The main health concern with regard to insulation has always been cancer. The International Agency for Research on Cancer (IARC) has stated that fibreglass, mineral wool and acoustic insulations are not classified as carcinogens.
Fibreglass insulation, however, is known to cause allergies in some people and can cause itchiness and irritation when it comes into contact with skin.
Cellulose is a popular option for insulation, yet tests have not concluded that it is not carcinogenic. Professionals state that toxicology tests need to be done on the dust from cellulose building insulation and pure cellulose fibres to determine whether they pose a risk for people suffering from asthma or other lung-related ailments.
Spray foam insulation is another commonly used insulator that has an ingredient called methylene diphenyl diisocyanate, believed to cause lung damage and asthma.
Do organic materials make healthy insulation options?
It can be argued that since organic options have minimal (or no) off-gassing or additives, they pose less of a health concern.
Organic insulators do come with a slight drawback—the natural odour. This can be a difficult compromise for most people to make, and considering these materials cost more and are less readily available, they don’t top the list of viable alternatives.
Mineral wool for example, though inorganic, is touted as one of the best solutions for healthy insulation as it is simple in its composition and has no VOC count.
So it is hard to make a claim that only organic could be the safest in this case.
Indirect factors that can negatively affect the health of your family
Formaldehyde is a chemical compound that can be found in some types of insulation. High levels of it in a household can cause the residents to suffer from a variety of allergic reactions such as irritation of the eyes, nose, skin and throat.
It has also been recognised as a carcinogenic substance and is not often found in many building materials today. Statistics suggest that 90% of residential fibreglass insulation is formaldehyde-free—you just have to be careful not to be in the 10%.
Mould can grow anywhere that there is moisture and lead to a number of potential health risks such as asthma, allergies and even depression if left unaddressed. Mould feeds on organic materials and even if some materials claim to be mould-resistant, mould can grow on any surface if it has the basic requirements.
Fibreglass, spray foam insulation and mineral wool are all inorganic materials and therefore don’t support mould growth; if you’re using these materials, just make sure that the insulation space doesn’t gather excessive moisture.
Cellulose on the other hand is organic and can easily become a breeding ground for mould.
Corrosion to pipes, wires and fasteners can occur due to bad insulation. This is most commonly seen with cellulose insulation as it is routinely applied with certain sulphates to make the material flame-retardant.

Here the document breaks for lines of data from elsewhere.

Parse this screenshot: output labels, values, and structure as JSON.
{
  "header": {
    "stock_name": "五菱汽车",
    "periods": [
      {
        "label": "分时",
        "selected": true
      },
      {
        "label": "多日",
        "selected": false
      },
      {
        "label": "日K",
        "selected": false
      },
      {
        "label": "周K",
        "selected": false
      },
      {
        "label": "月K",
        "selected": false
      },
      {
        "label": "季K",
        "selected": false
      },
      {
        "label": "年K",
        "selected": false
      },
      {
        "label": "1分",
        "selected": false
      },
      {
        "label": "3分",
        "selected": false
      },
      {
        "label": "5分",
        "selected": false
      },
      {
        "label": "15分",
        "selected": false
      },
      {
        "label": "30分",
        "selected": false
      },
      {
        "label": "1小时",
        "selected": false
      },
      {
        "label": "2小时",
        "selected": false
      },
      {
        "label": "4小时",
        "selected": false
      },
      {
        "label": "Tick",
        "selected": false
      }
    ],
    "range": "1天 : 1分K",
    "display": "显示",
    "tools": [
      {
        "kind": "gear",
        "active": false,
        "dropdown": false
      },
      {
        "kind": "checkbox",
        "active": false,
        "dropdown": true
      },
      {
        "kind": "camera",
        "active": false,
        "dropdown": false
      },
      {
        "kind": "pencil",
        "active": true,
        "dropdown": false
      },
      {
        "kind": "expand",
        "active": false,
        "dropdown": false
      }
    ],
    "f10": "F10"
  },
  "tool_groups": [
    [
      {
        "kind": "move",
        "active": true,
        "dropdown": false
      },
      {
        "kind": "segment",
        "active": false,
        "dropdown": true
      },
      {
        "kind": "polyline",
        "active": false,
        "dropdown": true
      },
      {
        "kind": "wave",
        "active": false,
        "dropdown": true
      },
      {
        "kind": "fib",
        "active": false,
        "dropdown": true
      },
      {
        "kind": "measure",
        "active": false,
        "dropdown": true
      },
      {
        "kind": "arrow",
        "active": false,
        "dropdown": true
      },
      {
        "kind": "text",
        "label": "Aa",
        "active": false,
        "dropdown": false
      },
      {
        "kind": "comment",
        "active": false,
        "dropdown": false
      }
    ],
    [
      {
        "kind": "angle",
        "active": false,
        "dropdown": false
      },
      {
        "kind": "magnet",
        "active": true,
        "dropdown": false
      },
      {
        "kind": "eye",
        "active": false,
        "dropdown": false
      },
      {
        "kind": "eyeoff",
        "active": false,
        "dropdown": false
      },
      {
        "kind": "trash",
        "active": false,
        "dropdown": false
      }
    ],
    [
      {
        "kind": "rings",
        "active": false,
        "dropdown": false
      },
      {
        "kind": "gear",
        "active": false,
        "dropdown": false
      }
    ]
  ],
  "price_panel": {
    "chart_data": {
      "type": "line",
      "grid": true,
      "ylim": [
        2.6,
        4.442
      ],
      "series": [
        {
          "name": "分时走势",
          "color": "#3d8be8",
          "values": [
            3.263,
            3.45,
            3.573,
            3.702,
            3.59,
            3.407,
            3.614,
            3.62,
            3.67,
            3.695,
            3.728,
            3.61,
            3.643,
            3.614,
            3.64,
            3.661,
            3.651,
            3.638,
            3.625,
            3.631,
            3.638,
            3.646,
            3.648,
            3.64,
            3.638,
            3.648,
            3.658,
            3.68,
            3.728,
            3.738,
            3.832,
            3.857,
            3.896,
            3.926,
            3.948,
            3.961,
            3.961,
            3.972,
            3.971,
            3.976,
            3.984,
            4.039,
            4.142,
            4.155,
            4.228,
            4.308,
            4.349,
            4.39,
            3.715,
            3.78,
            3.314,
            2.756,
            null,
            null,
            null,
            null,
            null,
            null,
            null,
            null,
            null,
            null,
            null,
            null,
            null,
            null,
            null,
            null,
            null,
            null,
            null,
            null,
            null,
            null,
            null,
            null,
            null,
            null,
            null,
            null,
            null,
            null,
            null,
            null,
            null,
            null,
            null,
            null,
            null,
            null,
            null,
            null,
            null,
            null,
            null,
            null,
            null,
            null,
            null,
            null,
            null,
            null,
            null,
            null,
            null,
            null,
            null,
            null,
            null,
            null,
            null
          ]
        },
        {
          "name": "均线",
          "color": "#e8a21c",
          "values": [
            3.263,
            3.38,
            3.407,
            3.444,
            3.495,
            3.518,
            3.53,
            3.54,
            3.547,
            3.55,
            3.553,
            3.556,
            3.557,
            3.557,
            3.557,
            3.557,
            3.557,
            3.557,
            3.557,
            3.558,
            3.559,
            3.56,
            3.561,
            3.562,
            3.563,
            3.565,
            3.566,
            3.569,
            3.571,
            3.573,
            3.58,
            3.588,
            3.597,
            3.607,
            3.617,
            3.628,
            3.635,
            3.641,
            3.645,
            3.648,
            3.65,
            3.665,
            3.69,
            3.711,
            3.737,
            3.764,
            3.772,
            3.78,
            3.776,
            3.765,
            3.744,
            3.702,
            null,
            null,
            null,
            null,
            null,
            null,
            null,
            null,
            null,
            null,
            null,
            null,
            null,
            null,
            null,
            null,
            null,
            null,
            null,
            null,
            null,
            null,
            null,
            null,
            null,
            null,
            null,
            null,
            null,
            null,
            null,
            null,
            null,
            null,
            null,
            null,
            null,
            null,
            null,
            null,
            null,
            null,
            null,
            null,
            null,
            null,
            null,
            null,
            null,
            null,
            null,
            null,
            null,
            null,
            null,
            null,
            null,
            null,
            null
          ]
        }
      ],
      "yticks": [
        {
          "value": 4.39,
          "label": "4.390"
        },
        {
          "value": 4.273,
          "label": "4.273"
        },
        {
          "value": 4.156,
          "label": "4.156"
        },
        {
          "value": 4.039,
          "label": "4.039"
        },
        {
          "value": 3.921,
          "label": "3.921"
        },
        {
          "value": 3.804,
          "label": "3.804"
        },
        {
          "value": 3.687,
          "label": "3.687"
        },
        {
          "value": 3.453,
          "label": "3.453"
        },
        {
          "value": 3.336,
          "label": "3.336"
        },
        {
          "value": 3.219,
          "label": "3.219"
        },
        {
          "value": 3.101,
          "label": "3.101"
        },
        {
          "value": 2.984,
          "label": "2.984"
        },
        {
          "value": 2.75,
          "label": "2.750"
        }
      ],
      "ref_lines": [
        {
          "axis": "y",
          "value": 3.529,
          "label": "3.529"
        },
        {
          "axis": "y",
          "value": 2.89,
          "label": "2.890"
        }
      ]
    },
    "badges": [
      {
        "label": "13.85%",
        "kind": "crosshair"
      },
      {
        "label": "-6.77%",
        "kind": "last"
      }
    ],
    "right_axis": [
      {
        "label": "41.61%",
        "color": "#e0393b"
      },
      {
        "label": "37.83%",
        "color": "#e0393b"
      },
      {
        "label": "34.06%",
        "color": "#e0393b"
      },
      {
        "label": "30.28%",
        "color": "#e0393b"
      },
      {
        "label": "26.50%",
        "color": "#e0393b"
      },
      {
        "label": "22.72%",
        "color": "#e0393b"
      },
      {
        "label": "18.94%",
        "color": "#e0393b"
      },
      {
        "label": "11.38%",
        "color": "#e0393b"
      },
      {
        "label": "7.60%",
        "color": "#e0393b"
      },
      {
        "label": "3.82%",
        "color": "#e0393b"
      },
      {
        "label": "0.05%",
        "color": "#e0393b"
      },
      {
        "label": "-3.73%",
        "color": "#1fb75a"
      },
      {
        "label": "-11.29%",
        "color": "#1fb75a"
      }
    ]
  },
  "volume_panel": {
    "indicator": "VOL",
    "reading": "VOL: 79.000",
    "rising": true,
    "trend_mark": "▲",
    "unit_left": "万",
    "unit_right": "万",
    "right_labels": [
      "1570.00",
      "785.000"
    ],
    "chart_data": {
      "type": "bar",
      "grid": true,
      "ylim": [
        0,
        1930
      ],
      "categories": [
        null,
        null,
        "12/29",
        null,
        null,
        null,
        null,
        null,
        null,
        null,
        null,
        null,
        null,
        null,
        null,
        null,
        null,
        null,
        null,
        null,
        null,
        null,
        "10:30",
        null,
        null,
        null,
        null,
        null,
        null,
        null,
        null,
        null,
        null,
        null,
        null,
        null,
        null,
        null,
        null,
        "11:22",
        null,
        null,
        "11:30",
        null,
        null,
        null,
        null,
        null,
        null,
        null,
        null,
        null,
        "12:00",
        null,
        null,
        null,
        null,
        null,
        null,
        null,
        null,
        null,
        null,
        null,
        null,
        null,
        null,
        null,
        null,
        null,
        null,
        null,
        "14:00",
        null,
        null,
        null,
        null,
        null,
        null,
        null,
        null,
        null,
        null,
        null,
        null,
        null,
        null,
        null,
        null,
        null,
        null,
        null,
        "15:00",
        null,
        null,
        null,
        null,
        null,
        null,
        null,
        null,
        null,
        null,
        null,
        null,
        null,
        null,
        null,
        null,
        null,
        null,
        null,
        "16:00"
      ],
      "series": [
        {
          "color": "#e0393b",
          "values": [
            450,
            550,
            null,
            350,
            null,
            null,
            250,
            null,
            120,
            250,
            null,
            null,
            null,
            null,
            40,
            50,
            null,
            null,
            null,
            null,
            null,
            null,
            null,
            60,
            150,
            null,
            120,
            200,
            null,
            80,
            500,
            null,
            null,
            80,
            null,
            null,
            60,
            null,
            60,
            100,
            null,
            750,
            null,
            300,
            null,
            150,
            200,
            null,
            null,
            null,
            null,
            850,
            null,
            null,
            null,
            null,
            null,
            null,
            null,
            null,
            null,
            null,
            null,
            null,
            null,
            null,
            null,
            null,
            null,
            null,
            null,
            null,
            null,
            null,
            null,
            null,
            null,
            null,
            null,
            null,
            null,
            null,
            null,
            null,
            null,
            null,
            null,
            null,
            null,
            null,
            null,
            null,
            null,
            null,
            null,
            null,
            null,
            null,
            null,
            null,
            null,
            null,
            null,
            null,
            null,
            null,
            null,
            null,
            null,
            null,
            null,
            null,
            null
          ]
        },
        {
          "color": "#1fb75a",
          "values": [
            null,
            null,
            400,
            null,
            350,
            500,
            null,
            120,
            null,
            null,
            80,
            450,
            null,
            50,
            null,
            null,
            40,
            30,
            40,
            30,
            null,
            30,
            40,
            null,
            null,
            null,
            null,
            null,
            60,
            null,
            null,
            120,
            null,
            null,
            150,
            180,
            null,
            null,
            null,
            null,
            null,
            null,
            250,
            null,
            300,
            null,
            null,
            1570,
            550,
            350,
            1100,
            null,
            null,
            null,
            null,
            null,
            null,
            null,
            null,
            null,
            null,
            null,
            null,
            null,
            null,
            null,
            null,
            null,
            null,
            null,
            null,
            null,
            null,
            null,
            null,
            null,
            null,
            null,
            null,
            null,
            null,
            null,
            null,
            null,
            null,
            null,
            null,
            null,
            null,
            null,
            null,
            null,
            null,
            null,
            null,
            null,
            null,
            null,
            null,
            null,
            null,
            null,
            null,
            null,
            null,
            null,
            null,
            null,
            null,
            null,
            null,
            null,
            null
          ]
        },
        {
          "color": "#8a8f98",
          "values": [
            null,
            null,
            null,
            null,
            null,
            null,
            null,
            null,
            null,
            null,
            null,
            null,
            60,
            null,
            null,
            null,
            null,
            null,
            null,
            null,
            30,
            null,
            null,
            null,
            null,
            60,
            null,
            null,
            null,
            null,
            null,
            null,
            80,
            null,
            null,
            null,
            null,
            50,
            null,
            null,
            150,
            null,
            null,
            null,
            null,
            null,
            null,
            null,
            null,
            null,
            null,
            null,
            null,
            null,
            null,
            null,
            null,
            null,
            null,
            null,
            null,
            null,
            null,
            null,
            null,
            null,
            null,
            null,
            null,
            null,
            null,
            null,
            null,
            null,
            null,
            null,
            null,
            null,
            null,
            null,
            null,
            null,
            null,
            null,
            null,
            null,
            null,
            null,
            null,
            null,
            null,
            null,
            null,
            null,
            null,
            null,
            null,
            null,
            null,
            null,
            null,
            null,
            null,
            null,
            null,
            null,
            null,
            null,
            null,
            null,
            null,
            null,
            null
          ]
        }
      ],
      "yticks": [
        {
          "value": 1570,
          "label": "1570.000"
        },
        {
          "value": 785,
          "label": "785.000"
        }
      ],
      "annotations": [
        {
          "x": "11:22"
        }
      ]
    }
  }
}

Though corrosion is not directly harmful to a person’s health, it can result in releasing corroded particles into the air which can cause dizziness, breathing difficulty and even birth defects.
What is the best insulation to use in your home?
Considering all the areas we discussed in this article, it is safe to say that it’s hard to suggest a common solution for every home. Mineral wool can be considered one of the best, but it too has its own drawbacks.
We hope this article emphasises the necessity of good insulation with minimal or preferably no health risks. If you are building a home or buying one, get an assessment from a professional building biologist. It’s better to know the best option for your unique requirement than to settle for a general solution.